L'Allemagne, soutenue par de nombreuses associations caritatives, a fourni d'importants efforts d'intégration de ces nouvelles populations. En 2016, 36 entreprises, aujourd'hui rejointes par plus de 200 autres comme Deutsche Telecom, Deutsche Bank, ou Lufthansa, ont monté l'initiative « Wir zusammen » (« tous ensemble ») pour favoriser l'embauche des migrants. La Deutsche Post (poste allemande), dont le marché de la livraison est grandissant, a ainsi, à elle seule, embauché près de 5 000 réfugiés. D'autres, comme Volkswagen, ont organisé des programmes de cours de langue allemande et proposé un accompagnement d'intégration. Ces initiatives sont également motivées par le manque de main-d'œuvre inhérent au vieillissement de la population allemande. Ainsi, en 2021, environ la moitié des migrants en âge de travailler avaient trouvé un emploi.

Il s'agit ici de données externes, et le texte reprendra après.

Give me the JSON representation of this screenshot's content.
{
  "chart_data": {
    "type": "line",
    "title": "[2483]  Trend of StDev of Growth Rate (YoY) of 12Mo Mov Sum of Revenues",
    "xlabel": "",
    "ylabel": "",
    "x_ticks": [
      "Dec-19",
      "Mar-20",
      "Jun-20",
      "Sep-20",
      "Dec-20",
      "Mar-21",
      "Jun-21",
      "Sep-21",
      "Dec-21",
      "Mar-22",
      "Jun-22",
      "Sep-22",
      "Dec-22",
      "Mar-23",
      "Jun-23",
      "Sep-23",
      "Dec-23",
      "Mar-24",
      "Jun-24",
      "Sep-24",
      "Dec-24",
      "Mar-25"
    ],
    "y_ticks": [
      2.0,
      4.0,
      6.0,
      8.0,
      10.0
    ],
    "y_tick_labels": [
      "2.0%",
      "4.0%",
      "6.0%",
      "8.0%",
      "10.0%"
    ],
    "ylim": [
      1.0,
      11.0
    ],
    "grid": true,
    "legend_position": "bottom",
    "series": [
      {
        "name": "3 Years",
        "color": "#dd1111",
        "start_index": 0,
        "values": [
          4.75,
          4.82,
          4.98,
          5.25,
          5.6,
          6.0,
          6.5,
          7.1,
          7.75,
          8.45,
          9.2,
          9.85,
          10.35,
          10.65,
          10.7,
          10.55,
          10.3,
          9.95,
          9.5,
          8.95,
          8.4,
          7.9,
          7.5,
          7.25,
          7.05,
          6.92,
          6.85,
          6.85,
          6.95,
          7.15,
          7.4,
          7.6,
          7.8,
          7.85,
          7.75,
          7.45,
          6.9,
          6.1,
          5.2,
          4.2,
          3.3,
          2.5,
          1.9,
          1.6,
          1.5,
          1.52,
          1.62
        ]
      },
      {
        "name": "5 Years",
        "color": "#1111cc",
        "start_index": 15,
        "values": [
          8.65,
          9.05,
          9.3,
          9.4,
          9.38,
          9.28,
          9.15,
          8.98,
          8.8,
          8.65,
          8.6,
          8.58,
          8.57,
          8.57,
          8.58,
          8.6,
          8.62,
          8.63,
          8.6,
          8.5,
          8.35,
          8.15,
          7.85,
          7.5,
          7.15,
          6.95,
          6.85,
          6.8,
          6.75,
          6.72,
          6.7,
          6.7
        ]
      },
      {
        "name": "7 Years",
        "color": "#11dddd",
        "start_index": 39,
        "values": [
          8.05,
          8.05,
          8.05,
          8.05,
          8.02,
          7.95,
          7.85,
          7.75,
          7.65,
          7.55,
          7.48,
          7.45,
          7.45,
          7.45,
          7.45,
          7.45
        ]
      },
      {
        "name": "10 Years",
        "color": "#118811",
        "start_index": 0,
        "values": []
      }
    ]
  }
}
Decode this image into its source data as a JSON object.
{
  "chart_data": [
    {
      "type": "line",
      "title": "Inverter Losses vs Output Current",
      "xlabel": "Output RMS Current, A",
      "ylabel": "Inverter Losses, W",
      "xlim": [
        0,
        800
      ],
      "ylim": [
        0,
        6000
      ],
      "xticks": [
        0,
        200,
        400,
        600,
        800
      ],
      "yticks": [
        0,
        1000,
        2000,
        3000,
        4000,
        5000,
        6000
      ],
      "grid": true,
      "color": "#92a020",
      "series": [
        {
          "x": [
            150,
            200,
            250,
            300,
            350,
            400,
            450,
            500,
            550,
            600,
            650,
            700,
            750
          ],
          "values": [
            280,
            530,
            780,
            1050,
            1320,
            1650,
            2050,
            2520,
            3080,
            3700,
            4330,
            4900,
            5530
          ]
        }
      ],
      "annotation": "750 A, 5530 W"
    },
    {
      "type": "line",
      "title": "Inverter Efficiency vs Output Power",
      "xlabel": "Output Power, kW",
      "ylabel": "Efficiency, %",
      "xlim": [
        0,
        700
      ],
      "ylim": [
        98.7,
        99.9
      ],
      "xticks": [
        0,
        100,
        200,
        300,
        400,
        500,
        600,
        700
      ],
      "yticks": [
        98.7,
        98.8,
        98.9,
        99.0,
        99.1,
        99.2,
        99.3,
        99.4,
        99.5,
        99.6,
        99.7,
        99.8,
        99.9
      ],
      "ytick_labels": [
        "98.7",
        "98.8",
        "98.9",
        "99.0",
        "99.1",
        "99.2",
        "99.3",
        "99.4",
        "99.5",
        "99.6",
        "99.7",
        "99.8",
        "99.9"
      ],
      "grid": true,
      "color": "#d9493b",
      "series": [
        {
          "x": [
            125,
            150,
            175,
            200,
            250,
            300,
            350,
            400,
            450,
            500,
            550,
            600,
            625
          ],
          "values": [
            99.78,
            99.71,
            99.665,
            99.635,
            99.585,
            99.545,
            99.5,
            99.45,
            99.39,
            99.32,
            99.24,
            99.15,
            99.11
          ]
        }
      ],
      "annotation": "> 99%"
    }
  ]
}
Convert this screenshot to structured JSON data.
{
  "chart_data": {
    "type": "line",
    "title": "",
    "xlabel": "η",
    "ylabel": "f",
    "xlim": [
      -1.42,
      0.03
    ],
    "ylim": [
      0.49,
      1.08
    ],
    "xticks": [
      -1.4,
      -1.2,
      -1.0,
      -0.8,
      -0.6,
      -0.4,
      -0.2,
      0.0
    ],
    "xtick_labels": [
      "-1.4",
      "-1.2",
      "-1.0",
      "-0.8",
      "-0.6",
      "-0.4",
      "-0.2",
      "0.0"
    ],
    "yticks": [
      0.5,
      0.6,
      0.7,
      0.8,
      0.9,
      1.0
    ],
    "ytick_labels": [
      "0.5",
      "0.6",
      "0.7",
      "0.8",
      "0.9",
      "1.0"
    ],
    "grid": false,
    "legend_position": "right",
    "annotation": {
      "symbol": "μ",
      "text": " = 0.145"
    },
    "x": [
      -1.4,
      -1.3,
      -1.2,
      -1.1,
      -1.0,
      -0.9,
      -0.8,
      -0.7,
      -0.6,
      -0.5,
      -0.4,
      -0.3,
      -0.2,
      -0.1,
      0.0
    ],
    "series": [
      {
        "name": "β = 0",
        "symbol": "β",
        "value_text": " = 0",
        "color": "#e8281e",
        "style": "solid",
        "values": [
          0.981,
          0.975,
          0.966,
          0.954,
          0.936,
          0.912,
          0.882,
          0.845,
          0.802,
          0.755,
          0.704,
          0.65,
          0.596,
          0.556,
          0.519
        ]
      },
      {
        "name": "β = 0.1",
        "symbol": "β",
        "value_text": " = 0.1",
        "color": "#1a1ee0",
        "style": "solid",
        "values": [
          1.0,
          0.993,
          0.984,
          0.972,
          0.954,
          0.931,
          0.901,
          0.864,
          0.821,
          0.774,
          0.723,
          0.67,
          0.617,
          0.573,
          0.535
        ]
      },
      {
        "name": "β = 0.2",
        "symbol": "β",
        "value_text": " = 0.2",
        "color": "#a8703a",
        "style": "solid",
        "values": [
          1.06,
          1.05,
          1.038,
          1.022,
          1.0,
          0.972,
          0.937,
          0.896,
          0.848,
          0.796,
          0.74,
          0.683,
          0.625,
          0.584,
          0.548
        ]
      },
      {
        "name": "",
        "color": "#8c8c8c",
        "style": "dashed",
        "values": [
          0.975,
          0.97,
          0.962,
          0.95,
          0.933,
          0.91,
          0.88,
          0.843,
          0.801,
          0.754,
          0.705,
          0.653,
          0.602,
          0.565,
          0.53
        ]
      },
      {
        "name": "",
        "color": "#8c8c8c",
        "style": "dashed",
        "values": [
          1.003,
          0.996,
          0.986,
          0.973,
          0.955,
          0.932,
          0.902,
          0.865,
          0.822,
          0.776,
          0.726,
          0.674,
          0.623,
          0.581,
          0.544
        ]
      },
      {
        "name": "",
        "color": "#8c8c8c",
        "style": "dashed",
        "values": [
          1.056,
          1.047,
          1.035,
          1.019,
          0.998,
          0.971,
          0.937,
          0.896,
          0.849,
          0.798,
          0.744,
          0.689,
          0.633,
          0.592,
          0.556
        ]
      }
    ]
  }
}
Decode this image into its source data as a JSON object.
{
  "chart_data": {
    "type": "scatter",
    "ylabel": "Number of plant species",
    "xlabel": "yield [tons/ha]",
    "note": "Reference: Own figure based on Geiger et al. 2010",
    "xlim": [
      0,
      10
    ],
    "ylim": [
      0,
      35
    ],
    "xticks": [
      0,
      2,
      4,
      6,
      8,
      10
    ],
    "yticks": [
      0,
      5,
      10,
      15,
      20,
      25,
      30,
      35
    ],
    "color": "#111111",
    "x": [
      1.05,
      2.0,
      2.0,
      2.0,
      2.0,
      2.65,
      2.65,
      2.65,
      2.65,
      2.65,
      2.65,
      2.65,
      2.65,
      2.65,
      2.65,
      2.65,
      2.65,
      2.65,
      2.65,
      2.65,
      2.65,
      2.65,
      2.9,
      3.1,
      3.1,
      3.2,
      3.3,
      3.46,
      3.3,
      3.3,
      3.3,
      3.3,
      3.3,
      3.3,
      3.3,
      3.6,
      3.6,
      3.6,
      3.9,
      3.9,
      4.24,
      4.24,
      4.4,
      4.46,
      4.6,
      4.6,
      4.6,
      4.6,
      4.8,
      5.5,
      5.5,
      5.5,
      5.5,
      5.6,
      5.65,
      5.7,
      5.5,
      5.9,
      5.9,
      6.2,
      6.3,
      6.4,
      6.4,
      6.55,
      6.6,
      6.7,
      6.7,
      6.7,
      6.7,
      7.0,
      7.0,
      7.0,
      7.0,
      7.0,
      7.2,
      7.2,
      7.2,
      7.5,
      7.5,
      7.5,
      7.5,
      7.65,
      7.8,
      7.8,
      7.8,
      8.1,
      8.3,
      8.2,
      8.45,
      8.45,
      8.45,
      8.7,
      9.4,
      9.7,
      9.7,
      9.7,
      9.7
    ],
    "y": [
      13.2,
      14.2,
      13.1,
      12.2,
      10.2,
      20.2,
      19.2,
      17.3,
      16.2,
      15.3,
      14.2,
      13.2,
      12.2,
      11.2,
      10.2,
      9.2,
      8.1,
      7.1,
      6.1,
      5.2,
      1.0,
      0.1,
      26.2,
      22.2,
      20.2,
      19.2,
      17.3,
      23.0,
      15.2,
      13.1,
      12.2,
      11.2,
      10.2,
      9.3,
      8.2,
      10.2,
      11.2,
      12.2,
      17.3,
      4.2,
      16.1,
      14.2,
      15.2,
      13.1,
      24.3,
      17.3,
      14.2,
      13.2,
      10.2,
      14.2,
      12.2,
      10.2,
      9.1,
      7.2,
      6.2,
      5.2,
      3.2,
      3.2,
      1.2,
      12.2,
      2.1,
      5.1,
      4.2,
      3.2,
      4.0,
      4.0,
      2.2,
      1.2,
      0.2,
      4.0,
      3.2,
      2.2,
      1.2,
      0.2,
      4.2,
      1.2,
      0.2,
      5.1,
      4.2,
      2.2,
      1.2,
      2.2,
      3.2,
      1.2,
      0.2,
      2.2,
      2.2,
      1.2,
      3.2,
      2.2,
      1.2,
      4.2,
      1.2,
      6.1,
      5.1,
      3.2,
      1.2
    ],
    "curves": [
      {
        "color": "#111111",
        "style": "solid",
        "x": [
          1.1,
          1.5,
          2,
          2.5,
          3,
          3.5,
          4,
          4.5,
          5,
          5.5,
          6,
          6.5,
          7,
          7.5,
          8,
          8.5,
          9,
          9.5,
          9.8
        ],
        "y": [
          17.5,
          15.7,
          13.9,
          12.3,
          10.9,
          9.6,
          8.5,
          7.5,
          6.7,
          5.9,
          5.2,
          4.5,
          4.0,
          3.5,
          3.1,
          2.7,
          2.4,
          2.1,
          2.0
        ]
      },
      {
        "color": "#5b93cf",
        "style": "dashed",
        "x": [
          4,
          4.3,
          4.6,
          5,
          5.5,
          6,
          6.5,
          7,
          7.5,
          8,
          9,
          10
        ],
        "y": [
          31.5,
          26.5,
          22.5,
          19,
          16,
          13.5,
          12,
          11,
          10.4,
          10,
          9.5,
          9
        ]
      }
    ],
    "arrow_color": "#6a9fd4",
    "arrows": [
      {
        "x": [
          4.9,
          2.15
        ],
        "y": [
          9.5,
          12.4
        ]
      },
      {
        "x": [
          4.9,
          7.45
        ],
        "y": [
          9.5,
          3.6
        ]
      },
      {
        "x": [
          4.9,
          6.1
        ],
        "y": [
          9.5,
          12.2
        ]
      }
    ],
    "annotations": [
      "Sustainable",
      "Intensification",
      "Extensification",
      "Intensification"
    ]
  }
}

Toutefois, la politique migratoire reste un débat épineux dans le pays. Le mécontentement d'une partie de la population explique en partie le succès retentissant de l'AfD, principal parti d'extrême-droite, opposé à l'immigration et à l'Union européenne. Face à ces critiques et à la recrudescence d'immigration clandestine, le chancelier Olaf Scholz a pour la première fois depuis 2015, tourné le dos à la « Willkommenskultur », la culture de l'accueil allemande. Celui-ci s'est donc lancé, fin 2023, dans une politique d'expulsion des immigrés clandestins, et a même rétabli un contrôle temporaire aux frontières.
La transition énergétique
Un des enjeux majeurs pour l'Allemagne d'aujourd'hui est la transition énergétique, connue sous le terme d'Energiewende. Initiée au début des années 2000 et intensifiée après la catastrophe nucléaire de Fukushima en 2011, cette politique vise à réduire la dépendance aux énergies fossiles et nucléaires, au profit des énergies renouvelables. Le gouvernement allemand a mis en place des objectifs ambitieux : atteindre 80 % de l'électricité produite à partir de sources renouvelables d'ici 2030 et la neutralité carbone d'ici 2045. Pour amorcer ce virage, l'Allemagne s'appuie principalement sur la biomasse ainsi que sur l'énergie éolienne et solaire. Pour l'instant, le pari s'annonce un succès : en 2023, plus de 50 % de l'électricité provenait de sources renouvelables. Finalement, en avril de la même année, le pays a fait fermer ses trois dernières centrales nucléaires.
Seulement, la guerre en Ukraine a mis en lumière la forte dépendance de l'Allemagne aux approvisionnements de gaz russe, et causé une hausse importante des prix de l'énergie. Au-delà de son impact sur l'énergie, l'abandon du nucléaire est aussi au centre des débats outre-Rhin pour son impact social. Les installations, qui se concentrent souvent dans les zones rurales, deviennent un sujet de discorde entre habitants des campagnes, défavorables à ces transformations, et habitants des villes, les soutenant pour des raisons écologiques et économiques.